「自分が手掛けた吉田拓郎の作品を買ってがっかりした」松任谷正隆インタビュー完全版(上)「過去のものはいつも稚拙」

西日本スポーツ

 アレンジャー、音楽プロデューサーとして数々の名曲を生み出してきた松任谷正隆氏(65)が西日本スポーツの単独インタビューに応じた。昨年10月にインタビュー形式の著書「僕の音楽キャリア全部話します」を出版。タイトル通り自身の半生を赤裸々に語っているほか、ユーミンの愛称で親しまれる妻の松任谷由実、松田聖子、ゆずらヒット曲の誕生秘話も満載だ。「過去の作品はすべて稚拙」と言う松任谷氏は、40年ぶりに自身名義のアルバム制作に取り掛かっていることを明かした。 (聞き手・構成=山本泰明)

 -今回の著書はインタビュー形式です。

 「振り返るともう40年近い。自分で書いた方が楽なんだけど、自分の知らないこともインタビュアーの言葉で気が付いたりするのかな、というところもありました」

 -かなり深い話も多かった印象です。

 「全部を語り尽くしたわけではないけどね。ちょっとまずいことは二つくらいあったけど…時効だから」

 -「自分の人生には山がない」と。

 「抑揚はあまりないかな。でも、暗黒時代は確実にありました。性格的にペシミスティック(厭世=えんせい=的)なので、常に暗黒時代ともいえるし。内向性がどうしてもあって、それが自分の音楽になっている」

 -というと?

 「何だろう。外に発散できない。内側に発散していくとどうしてもモノを作りたくなる。基本はペシミスティックなところからきているから、死生観みたいなものがある。

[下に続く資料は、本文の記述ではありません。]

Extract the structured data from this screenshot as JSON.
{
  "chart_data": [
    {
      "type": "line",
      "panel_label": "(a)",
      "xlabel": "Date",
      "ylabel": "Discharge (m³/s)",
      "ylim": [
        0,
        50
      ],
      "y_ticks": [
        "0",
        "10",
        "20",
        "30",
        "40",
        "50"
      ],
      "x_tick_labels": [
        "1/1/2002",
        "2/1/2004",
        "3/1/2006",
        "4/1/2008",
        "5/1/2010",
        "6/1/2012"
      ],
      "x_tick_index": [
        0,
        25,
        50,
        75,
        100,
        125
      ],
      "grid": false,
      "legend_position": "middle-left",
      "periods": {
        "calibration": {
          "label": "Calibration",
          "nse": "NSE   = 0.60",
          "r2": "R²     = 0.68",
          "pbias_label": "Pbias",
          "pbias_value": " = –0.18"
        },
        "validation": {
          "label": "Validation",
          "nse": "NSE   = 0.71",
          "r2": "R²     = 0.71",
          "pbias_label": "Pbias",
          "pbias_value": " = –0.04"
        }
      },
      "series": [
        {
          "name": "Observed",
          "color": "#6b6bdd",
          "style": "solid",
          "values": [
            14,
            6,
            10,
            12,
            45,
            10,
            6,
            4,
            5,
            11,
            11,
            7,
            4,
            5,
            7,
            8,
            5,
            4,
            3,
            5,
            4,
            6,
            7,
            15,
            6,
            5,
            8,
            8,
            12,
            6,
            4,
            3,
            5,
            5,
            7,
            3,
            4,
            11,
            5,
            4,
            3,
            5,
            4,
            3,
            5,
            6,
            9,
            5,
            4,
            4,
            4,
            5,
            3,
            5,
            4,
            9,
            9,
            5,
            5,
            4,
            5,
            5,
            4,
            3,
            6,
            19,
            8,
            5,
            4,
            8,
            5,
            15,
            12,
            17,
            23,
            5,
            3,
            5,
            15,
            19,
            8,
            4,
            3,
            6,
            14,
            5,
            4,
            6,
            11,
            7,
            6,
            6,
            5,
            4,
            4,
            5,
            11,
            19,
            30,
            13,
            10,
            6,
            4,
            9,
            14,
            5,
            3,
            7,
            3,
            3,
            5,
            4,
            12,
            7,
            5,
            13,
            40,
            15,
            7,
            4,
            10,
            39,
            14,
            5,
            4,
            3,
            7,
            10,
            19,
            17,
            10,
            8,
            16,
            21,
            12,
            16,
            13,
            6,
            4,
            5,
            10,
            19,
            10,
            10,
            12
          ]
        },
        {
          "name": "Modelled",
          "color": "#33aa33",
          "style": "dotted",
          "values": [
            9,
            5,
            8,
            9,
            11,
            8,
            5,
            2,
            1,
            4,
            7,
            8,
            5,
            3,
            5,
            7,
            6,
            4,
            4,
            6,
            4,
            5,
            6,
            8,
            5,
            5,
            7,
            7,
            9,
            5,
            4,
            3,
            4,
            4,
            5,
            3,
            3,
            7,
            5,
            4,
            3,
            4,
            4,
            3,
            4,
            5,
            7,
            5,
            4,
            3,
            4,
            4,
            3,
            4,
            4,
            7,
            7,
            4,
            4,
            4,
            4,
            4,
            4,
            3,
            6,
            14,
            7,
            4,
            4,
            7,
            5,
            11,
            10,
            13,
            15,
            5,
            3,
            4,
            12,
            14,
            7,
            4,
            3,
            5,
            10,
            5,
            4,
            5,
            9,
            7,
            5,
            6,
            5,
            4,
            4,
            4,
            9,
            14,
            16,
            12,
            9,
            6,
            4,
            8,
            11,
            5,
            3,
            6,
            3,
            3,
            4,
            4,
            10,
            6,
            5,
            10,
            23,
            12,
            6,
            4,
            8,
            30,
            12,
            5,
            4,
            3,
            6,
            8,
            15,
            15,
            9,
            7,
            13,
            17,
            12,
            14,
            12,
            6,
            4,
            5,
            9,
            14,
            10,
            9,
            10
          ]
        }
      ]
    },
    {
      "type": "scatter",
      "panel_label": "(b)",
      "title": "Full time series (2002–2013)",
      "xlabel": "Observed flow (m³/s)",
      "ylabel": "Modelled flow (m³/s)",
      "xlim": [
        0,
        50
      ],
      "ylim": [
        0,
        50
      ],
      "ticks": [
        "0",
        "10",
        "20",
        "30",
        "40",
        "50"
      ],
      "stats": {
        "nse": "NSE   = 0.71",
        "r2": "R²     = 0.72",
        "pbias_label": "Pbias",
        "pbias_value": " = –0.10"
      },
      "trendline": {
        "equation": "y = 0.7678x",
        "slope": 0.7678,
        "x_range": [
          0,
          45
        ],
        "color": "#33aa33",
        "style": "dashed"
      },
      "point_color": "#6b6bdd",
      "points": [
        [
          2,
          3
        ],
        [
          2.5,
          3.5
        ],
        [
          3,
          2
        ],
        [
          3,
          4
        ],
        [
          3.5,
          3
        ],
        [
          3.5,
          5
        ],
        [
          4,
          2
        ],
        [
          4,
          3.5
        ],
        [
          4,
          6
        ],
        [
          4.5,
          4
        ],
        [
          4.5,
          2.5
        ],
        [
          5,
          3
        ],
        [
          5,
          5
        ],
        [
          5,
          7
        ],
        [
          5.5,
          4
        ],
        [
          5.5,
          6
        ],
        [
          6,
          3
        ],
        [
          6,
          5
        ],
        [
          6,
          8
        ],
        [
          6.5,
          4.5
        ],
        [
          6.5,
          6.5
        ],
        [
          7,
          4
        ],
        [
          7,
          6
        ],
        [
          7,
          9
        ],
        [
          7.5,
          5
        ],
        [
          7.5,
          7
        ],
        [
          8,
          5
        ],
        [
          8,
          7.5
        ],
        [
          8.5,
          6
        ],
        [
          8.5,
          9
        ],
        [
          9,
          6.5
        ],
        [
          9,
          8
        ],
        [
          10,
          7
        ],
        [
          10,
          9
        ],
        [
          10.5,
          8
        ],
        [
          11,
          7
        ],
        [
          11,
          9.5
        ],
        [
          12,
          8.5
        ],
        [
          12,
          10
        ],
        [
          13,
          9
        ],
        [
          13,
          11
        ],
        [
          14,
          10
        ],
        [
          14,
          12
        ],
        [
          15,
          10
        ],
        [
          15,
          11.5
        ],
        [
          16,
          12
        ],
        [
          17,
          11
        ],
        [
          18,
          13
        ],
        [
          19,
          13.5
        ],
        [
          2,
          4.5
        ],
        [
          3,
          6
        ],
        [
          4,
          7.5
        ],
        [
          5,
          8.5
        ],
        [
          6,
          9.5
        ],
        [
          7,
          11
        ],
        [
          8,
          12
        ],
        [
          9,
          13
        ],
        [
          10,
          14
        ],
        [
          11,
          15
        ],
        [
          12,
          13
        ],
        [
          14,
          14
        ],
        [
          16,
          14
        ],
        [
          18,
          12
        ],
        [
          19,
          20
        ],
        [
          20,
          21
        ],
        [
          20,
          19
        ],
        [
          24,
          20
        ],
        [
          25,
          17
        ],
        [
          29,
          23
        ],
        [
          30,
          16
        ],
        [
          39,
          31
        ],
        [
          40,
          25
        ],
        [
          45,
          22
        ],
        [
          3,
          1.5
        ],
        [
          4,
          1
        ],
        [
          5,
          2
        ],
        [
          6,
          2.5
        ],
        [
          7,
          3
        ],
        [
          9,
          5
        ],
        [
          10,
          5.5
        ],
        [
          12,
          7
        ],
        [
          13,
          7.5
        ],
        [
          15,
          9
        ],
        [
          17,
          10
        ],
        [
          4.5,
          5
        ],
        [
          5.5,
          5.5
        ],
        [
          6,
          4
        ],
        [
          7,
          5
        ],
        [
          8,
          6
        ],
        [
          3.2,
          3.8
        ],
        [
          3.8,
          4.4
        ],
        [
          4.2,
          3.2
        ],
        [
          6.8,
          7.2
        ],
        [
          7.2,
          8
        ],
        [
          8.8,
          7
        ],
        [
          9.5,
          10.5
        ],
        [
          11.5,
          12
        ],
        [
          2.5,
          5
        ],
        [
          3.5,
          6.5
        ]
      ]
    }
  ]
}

変な言い方ですが、僕の作品はお葬式でかけると合いますよ(笑)」

 -暗いという意味ではないのでしょうか。

 「暗いというといろんな暗さがあるけど、分からないことだらけというのかな。自分自身のことも分からないし、世の中のことも仕組みも。その中で、どう生きていけばいいのか…っていう」

 -恋愛の曲でも考え方は同じですか。

 「そういう考えはありますね。結局は分かり合えない。分からないから作るのであって。分かったら音楽なんて作らないんじゃないですか。それこそゴルフと一緒なんですよ。分からない」

 -作品のセールスという面も分からない、難しいと書かれています。

 「自信作と売れるものは違う。世間が求めているもの、自分が作っているものとの接点がいわゆる『売れるもの』なんだろうけど、自分の作りたいものイコール接点とは違いますからね」

 -1997年に発表した由実さんの「カウガール・ドリーミン」は思ったよりセールスが伸びなかったと述懐している。

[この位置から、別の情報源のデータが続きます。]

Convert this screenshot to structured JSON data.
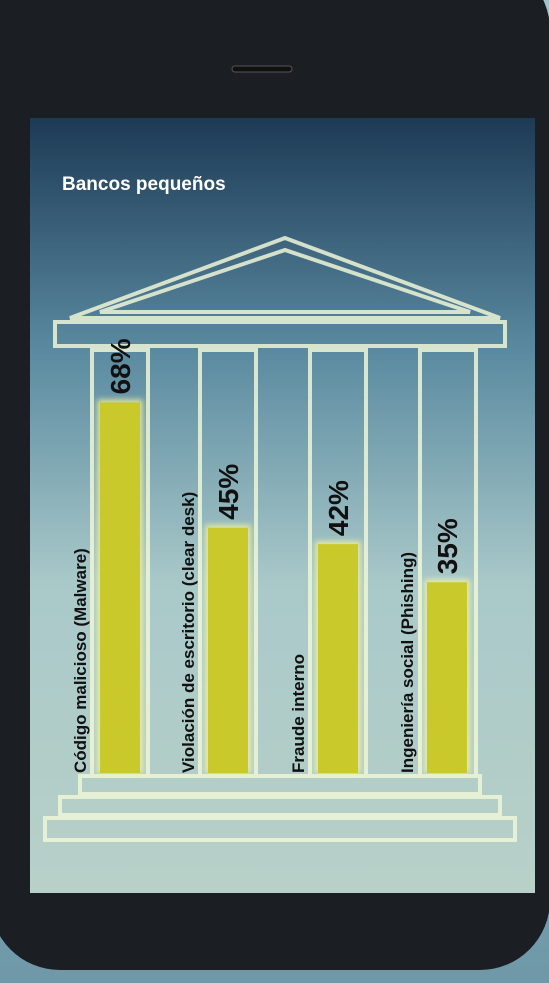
{
  "chart_data": {
    "type": "bar",
    "title": "Bancos pequeños",
    "categories": [
      "Código malicioso (Malware)",
      "Violación de escritorio (clear desk)",
      "Fraude interno",
      "Ingeniería social (Phishing)"
    ],
    "values": [
      68,
      45,
      42,
      35
    ],
    "value_labels": [
      "68%",
      "45%",
      "42%",
      "35%"
    ],
    "color": "#c9c92c"
  }
}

 「野球と一緒なんですよ。ホームランと思って打った球が外野手に捕られる。それは風のせいかもしれないし、スピンが多すぎて落ちたのかもしれないし、風があれば入ったのかもしれない」

 -94年の「ザ・ダンシング・サン」は売れると思って本当に売れた唯一の作品だとも回顧されています。

 「あれはそう。1打席目も2打席目も3打席目もよくて…つまり『ハローマイフレンド』『砂の惑星』『春よ、来い』がヒットして、4打席目はもう全部見切ったぞ…っていう感じでした」

 -そういうときの感覚は、いいものを求めて次から次へという感じなのでしょうか。

 「作っててそういう感触はあったし、だからそのときはすごく自由になれた感じでした。何をやっても大丈夫だぞっていう。それは作っている間の話ですけど。これだけのものができたので、どういうふうにでも対応できるんだ、と」

 -表に出ず、プロデューサーという仕事に行き着いた理由は。

 「自分が矢面に立つのが嫌な性格なので、自然とこういう仕事になったんですよね。自分で自分の欠点を知ってるんですよ。打たれ弱いとか、表に出て行く性格ではないとか。なので、人をそそのかした上でやりたいことをやるという(笑)」

 -かつて、俳優としてドラマにも出演されたこともありました。

 「あれはね、出てみたいっていうことではなかった。変な話、自分の仲人だった人がテレビのプロデューサーで、海外に2か月間行くっていうので、飛行機嫌いの僕はここで行かなきゃ二度といかないな、と。で、実際に行くと一発目は納得いかなかった。ある程度納得いくまでやりたいというのも僕の性格。ダメだったら次、次、というふうにやるんです」

 -やっている間は満足感は得られないということですか?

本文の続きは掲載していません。